Facebook has been facing increased scrutiny over how third-party firms use its data since news broke in March that London-based data firm Cambridge Analytica improperly accessed user data.

Crimson Hexagon has reportedly collected more than 1 trillion public social media posts from Facebook, Instagram, Twitter, Tumblr and other online sources.

According to the Wall Street Journal, Crimson Hexagon has "contracts to analyse public Facebook data for clients including a Russian nonprofit with ties to the Kremlin and multiple U.S. government agencies".

The Wall Street Journal first reported that Facebook had suspended Crimson Hexagon and says among the firm's clients is a Russian non-profit with ties to the Kremlin.

Facebook had requested further evidence from Crimson Hexagon but the papers quotes a spokesman for the social network as saying that "based on our investigation to date, Crimson Hexagon did not obtain any Facebook or Instagram information inappropriately".
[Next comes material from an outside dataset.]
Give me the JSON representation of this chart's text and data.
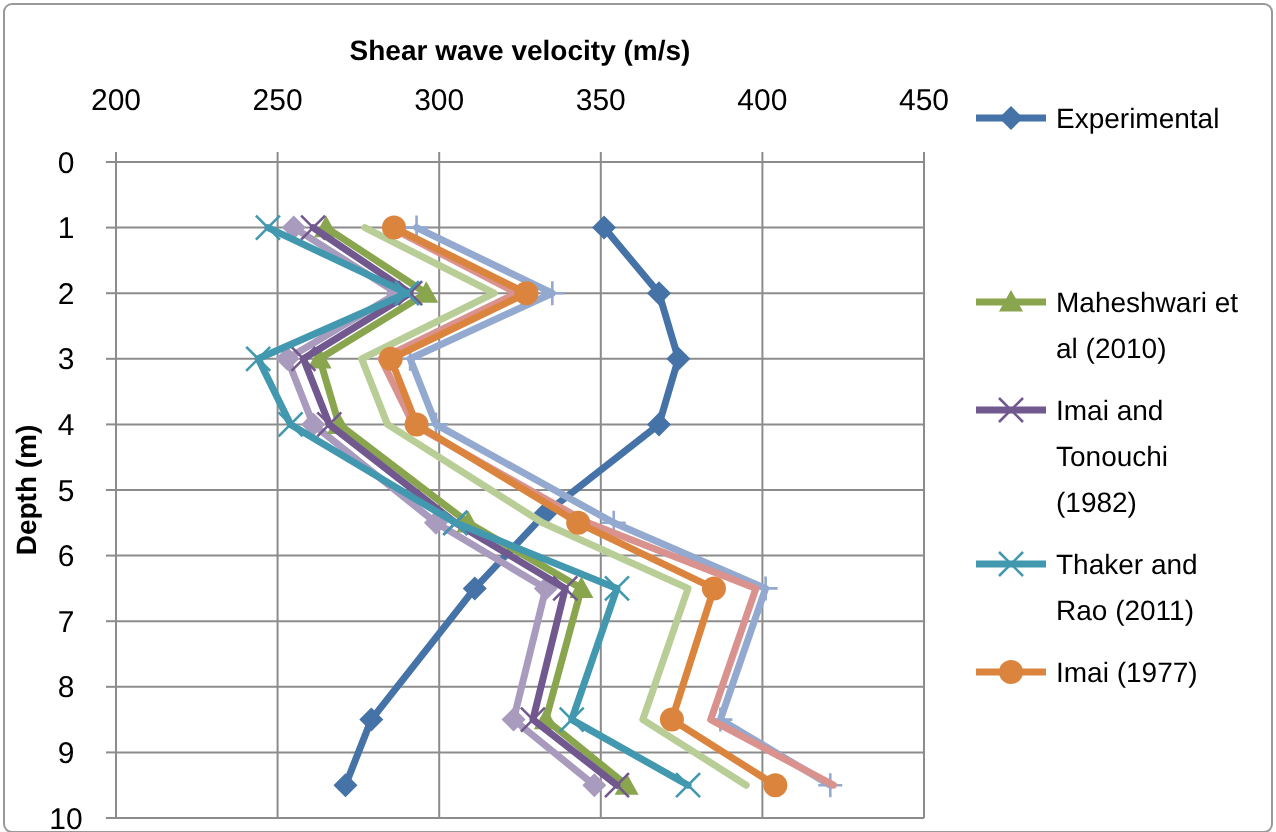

Facebook responded to a firestorm of criticism earlier this year when it was revealed that another firm, Cambridge Analytica, had obtained the personal information of tens of millions of users without their knowledge or consent.
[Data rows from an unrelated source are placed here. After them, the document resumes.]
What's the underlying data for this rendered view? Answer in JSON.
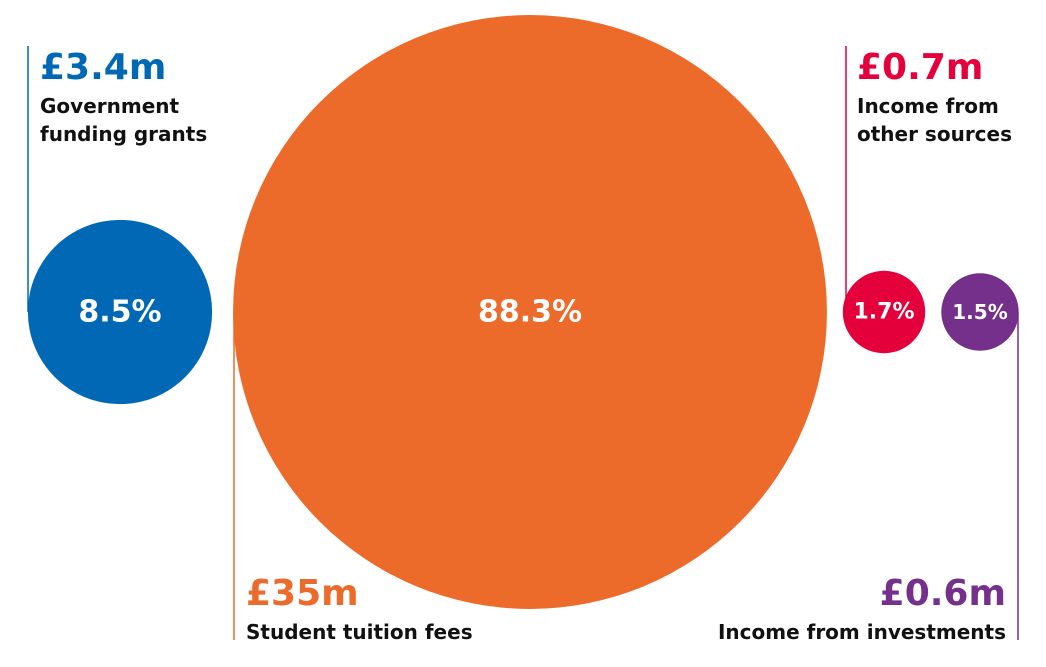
{
  "chart_data": {
    "type": "bubble",
    "categories": [
      "Government funding grants",
      "Student tuition fees",
      "Income from other sources",
      "Income from investments"
    ],
    "values": [
      8.5,
      88.3,
      1.7,
      1.5
    ],
    "value_labels": [
      "8.5%",
      "88.3%",
      "1.7%",
      "1.5%"
    ],
    "amounts": [
      3400000,
      35000000,
      700000,
      600000
    ],
    "amount_labels": [
      "£3.4m",
      "£35m",
      "£0.7m",
      "£0.6m"
    ],
    "colors": [
      "#0068b4",
      "#ec6a2a",
      "#e4003b",
      "#74308a"
    ]
  }
}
After the publication began inquiring about Facebook's oversight of Crimson Hexagon's government contracts, the social media site suspended the firm's apps on Facebook and its Instagram unit so it could take a closer look. Facebook said the analytics company is cooperating with the probe.

"We don't allow developers to build surveillance tools using information from Facebook or Instagram", said Facebook in a statement, the Guardian reports.

Users of Crimson Hexagon's platform, which include government customers, analyse the data to understand large-scale consumer trends and preferences, Mr Bingham wrote.

Crimson Hexagon says it has the largest repository of public social media posts, . Facebook claims it changed its policies in 2014 to prevent apps from accessing info on users' friends in the way that led to the harvesting of data that wound up on Cambridge Analytica's servers. Facebook allows outside firms to use "anonymized insights for business purposes", but not for surveillance. "No one using Crimson Hexagon would be able to learn anything about an individual that isn't already contained in publicly-available data".

According to Crimson Hexagon's website, customers include Paramount Pictures, Anheuser-Busch InBev, Adidas, General Mills, General Motors and Twitter.

"We are investigating the claims about Crimson Hexagon to see if they violated any of our policies", said Ime Archibong, Facebook's VP of product partnerships, in an email statement.

According to public information about US government contracts, Crimson Hexagon has received contacts for more than $800,000 for various government agencies, including the state department, the Federal Emergency Management Agency, the army, and the US Secret Service.